Built on an 8-rai (3.2 acres) plot of land, the hotel comprises two main buildings. The ten-storey Ayuthaya Wing was an existing building on the acquired property; it has since been entirely renovated. The 23-storey Siam Wing was designed by the architect, Associate Professor Rangsan Torsuwan. He has designed several major buildings in Thailand, including the head offices of several major banks and Huamark Stadium, Thailand's biggest, with over 60,000 seats.

Respectful of the hotel's location near several major palaces—opposite Suan Pakkad Palace, residence of the grandson of King Rama V, Prince Chumbhot Paribatra; two blocks east of Chitrlada Palace, the king's residence; and two blocks south of King Rama V's country villa, Phayathai Palace—the hotel's lobby and garden pavilion courtyard reflect early 20th-century palace architecture as seen during the reign of
King Rama V and King Rama VI. The main lobby is graced by a recreation of a Victorian-style conservatory designed by the American glass maker Stephen Gormley.
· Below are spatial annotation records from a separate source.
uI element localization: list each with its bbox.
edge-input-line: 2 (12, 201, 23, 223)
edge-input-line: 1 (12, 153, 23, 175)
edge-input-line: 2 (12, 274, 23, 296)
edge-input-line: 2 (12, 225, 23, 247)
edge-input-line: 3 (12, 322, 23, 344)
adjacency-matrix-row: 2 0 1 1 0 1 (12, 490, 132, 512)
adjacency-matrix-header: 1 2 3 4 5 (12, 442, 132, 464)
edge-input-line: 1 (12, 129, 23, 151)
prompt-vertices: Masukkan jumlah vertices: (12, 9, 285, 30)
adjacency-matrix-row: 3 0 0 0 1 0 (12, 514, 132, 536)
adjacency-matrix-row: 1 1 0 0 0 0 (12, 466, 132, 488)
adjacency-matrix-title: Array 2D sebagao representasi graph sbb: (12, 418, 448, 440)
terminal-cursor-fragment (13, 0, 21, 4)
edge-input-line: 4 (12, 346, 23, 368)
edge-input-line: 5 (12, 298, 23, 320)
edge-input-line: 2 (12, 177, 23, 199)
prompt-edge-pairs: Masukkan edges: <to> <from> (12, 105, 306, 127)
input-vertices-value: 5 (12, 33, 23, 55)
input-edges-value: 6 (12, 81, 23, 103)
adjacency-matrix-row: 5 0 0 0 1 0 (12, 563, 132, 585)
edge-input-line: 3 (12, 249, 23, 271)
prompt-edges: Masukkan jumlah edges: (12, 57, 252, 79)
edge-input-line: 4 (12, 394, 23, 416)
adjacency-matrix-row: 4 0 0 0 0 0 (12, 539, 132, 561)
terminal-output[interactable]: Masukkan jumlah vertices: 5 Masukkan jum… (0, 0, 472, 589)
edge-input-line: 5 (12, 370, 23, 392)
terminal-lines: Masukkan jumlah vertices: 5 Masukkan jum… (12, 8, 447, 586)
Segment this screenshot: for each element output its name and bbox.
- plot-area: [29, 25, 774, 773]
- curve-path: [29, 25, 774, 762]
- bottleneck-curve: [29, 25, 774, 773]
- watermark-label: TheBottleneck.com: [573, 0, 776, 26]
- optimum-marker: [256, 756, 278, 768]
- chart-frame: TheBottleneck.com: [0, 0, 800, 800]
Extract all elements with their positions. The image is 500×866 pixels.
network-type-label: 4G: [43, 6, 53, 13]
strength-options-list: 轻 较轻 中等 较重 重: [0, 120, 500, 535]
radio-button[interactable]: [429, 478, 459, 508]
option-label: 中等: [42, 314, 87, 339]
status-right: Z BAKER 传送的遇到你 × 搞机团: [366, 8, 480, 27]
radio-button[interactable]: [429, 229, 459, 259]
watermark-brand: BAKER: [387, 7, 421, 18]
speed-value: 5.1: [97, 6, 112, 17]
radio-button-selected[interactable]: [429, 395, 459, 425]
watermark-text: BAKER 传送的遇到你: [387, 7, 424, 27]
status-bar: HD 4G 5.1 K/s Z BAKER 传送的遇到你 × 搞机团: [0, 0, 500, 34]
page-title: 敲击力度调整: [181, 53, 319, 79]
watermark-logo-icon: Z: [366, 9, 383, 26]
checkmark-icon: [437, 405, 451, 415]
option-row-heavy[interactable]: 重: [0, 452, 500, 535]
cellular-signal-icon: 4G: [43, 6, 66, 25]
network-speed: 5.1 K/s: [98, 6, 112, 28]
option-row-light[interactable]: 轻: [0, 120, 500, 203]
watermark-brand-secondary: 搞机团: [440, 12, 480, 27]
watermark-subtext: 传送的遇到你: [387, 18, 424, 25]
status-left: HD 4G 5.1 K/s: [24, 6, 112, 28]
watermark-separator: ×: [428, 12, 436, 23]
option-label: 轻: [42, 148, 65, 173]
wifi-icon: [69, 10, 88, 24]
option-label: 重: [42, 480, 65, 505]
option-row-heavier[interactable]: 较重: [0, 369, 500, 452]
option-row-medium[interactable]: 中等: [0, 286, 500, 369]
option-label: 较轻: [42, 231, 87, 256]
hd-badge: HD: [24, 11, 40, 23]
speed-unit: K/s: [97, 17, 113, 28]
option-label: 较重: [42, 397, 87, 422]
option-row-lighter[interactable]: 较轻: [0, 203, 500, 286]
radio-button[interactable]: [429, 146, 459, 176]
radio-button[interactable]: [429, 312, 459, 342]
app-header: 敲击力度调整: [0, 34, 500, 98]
Similarly, Bent Severin & Associates, an international hospitality design company, echoed a similar concept in the interior decoration of the hotel, whereby Thai-style ambience is combined with early 20th-century Art Nouveau and Art Deco influences.

The Siam City Hotel is also home to an extensive art collection, curated by its owner, Kamala Sukosol. Scattered throughout the hotel are collectibles from Asia and around the globe. Items include Chinese mother-of-pearl inlay cabinets, benjarong ware, hun krabog puppets, prehistoric Ban Chiang pottery, art deco/neo-classical lamps, Burmese wooden sculpture, sao ching cha pottery, Ming Dynasty porcelain, Han Dynasty earthenware, Burmese chests, traditional Thai-style mural painting on canvas, celadon plates and Art Nouveau cabinets.